Le récit d’Étienne Moyenin glace les sangs. Ce berger, en poste sur l’estive d’Ourdouas en Ariège, est réveillé le 21 août 2020 vers 5 heures du matin par les aboiements des chiens de protection. Sortant de la cabane d’appoint, il aperçoit alors un ours. « J’ai braqué le projecteur sur l’animal situé à une centaine de mètres de moi, lorsque je me suis rendu compte qu’il était accompagné d’un ourson, explique-t-il. J’ai crié, mais au lieu de s’enfuir, la mère m’a chargé. J’ai juste eu le temps de me réfugier dans l’abri d’urgence. »
Étienne Moyenin n’est pas prêt de ressortir de la cabane pendant la nuit. Chaque matin, il rejoignait la couche du pic de l’Har à 2 400 mètres d’altitude (jusqu’à 1h30 de marche) avant le lever du jour pour être auprès des animaux lorsqu’ils démarrent la pâture.
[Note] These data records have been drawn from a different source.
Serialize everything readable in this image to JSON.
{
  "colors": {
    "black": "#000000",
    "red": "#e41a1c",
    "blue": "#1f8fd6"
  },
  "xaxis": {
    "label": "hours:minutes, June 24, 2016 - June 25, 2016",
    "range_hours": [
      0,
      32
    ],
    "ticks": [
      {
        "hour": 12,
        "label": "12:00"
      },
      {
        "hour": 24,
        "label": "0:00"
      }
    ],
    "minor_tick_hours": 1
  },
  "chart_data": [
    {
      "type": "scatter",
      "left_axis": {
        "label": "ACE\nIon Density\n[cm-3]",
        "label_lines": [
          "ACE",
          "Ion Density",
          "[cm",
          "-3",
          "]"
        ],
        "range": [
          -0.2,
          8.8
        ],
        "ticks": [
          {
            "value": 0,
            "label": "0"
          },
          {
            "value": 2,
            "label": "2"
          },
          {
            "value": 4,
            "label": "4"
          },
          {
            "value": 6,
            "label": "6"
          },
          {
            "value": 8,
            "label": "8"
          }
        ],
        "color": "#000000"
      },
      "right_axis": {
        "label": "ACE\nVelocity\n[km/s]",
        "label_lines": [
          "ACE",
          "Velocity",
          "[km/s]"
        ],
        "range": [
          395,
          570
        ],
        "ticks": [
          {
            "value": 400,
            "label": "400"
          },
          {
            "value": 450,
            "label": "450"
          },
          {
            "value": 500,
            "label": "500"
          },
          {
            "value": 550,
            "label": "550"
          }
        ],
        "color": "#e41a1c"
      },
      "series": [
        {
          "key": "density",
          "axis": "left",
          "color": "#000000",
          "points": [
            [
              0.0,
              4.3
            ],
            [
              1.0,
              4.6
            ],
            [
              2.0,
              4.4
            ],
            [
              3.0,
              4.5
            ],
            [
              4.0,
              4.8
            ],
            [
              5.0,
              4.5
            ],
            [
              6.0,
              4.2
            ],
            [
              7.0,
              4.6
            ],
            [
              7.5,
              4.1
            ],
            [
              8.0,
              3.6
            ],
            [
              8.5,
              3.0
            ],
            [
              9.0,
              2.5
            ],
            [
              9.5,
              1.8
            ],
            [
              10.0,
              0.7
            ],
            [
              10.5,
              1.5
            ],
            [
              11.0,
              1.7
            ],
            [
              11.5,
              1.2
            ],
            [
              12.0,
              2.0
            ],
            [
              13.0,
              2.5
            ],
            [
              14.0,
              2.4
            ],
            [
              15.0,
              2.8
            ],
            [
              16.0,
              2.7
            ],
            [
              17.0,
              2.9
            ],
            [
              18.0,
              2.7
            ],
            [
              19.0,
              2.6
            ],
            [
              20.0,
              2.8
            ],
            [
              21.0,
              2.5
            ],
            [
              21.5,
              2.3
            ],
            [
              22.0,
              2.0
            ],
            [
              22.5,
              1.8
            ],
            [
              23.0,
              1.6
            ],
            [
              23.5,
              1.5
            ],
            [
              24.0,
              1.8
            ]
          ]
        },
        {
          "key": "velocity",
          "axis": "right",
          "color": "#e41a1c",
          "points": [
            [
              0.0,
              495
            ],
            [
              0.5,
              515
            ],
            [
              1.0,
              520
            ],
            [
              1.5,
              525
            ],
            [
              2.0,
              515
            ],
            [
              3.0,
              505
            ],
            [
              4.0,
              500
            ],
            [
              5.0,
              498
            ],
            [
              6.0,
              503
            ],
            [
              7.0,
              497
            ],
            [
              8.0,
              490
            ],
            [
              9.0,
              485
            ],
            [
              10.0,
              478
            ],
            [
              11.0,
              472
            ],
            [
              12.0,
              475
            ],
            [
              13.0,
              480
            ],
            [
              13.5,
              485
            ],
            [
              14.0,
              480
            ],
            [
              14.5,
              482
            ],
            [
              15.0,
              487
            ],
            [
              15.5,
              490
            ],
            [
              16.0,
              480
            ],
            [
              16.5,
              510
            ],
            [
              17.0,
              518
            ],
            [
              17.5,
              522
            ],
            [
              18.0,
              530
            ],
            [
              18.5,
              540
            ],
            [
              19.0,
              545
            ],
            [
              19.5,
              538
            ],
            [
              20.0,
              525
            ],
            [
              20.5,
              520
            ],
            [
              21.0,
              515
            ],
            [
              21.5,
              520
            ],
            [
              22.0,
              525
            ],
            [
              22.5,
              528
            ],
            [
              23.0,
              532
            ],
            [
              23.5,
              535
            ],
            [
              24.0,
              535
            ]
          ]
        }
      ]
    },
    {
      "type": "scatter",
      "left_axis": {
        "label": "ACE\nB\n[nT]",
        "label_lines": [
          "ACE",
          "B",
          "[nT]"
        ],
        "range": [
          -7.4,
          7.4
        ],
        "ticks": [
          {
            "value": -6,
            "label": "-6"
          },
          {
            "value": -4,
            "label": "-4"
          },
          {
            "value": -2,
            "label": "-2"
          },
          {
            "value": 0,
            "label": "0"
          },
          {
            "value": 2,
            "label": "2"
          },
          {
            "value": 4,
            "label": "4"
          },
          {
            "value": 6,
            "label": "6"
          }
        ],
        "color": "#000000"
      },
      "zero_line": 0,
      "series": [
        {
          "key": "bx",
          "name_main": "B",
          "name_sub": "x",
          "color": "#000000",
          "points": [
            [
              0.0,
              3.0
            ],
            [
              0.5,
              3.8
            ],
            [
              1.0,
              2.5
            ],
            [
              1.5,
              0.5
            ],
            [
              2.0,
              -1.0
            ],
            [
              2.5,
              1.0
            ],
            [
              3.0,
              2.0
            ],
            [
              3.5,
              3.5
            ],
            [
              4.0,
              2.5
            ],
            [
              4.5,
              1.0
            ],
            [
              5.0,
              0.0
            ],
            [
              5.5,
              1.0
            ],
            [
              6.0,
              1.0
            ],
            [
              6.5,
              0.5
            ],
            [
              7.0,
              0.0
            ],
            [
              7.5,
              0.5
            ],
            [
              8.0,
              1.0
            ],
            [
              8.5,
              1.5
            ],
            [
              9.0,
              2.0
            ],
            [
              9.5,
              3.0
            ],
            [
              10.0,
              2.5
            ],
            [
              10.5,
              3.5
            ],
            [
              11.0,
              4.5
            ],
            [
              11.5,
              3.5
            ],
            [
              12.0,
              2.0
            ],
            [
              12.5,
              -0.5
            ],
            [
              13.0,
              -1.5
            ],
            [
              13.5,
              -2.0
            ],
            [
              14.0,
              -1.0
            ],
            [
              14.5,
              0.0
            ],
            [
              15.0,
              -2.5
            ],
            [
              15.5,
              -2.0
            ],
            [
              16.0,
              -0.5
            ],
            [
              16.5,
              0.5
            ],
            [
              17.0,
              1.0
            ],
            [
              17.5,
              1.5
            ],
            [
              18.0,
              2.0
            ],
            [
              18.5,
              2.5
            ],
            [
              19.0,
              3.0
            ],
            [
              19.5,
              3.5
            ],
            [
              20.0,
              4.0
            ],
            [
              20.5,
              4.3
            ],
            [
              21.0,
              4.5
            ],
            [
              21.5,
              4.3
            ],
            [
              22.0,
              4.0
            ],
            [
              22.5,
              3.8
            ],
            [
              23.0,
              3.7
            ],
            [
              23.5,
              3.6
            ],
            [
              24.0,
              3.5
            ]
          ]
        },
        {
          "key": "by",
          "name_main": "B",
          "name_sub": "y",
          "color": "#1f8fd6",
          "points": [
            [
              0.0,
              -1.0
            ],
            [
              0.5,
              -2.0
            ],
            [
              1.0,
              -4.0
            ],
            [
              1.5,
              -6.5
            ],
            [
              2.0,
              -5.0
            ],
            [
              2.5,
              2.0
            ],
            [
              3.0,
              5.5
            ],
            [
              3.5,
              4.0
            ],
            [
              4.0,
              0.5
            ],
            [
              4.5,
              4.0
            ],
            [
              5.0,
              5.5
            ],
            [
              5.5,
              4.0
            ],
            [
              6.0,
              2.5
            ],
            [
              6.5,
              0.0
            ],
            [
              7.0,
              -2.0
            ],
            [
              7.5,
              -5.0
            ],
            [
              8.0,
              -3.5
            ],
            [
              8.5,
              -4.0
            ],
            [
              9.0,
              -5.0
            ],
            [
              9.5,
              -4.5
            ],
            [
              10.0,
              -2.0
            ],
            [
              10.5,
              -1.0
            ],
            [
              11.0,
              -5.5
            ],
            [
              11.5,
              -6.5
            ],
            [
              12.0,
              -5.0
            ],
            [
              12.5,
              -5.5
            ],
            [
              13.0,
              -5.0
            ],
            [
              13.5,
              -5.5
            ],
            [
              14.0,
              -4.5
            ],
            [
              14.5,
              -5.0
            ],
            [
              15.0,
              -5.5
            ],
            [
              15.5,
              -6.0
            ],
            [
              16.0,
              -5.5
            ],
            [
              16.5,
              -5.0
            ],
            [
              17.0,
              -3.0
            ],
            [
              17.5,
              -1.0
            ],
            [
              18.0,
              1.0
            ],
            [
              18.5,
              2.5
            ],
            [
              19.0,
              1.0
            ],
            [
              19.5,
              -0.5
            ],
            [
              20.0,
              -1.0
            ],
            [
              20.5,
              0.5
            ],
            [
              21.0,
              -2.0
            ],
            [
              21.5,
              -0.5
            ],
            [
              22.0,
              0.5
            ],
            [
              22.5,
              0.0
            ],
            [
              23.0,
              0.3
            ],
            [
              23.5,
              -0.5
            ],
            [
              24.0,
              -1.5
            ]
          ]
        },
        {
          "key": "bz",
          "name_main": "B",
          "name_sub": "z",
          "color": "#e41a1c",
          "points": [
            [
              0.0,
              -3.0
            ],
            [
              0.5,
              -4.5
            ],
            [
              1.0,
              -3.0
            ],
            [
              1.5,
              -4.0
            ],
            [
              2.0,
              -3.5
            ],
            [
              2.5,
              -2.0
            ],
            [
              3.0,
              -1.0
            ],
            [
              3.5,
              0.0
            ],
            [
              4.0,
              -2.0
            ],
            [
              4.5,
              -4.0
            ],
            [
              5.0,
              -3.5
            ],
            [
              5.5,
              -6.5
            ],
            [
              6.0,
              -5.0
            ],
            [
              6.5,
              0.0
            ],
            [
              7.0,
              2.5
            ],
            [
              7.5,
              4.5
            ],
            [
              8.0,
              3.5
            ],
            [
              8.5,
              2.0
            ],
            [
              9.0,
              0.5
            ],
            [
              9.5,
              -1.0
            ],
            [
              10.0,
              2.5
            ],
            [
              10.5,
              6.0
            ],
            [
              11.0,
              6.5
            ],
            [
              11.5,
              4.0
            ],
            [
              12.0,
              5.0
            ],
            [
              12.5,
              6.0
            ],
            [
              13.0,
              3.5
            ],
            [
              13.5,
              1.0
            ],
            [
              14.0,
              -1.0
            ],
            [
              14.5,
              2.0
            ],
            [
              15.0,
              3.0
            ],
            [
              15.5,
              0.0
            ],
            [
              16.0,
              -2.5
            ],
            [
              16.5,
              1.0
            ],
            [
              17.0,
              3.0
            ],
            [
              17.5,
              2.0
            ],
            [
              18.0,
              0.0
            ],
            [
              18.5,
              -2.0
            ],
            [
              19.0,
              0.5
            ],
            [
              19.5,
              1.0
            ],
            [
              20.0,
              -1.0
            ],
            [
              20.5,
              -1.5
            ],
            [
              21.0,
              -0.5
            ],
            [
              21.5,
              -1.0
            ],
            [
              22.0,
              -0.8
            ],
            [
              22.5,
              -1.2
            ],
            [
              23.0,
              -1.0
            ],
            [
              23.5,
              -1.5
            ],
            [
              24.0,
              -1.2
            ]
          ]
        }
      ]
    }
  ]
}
Pour autant, le berger compte bien honorer son contrat jusqu’à la fin (15 octobre 2020). « Même si travailler dans de telles conditions est épuisant, explique-t-il. J’entretiens de bonnes relations avec les propriétaires du troupeau. Si je partais aujourd’hui, cela les mettrait en difficulté alors qu’ils ont fait leur possible pour améliorer mon confort de travail », ajoute-t-il.
Évaluer les risques humains
La situation est celle de l’effaroucheur effarouché, jugent les éleveurs du groupement pastoral de l’estive. « Les questions de la sécurité des bergers et du code du travail sont posées, souligne François Thibaut, l’un des membres du groupement. Nous avons alerté la préfète à ce sujet lors de sa venue sur l’estive le 25 août 2020. Il est nécessaire d’évaluer les risques humains. Les ours bruns sont des animaux dangereux. Les accidents signalés dans le monde sont fréquents et le fait de pouvoir observer les ours au repos ne change rien à leur nature de prédateur. »
L’événement intervient sur l’estive d’Ourdouas alors que d’importants moyens de protection ont été déployés. « Nous avons mis en place un gardiennage renforcé », déclarent les éleveurs. Cinq chiens de protection sont en faction et un parc de regroupement nocturne est également prévu. Le niveau d’effarouchement 2 a été déclenché. « Les agents de la brigade « loups » sont montés à la rencontre d’Étienne Moyenin le 25 août pour deux jours et deux nuits. Les munitions de leurs armes ne sont pas létales. « Il faudrait réviser les protocoles d’intervention », estime François Thibaut.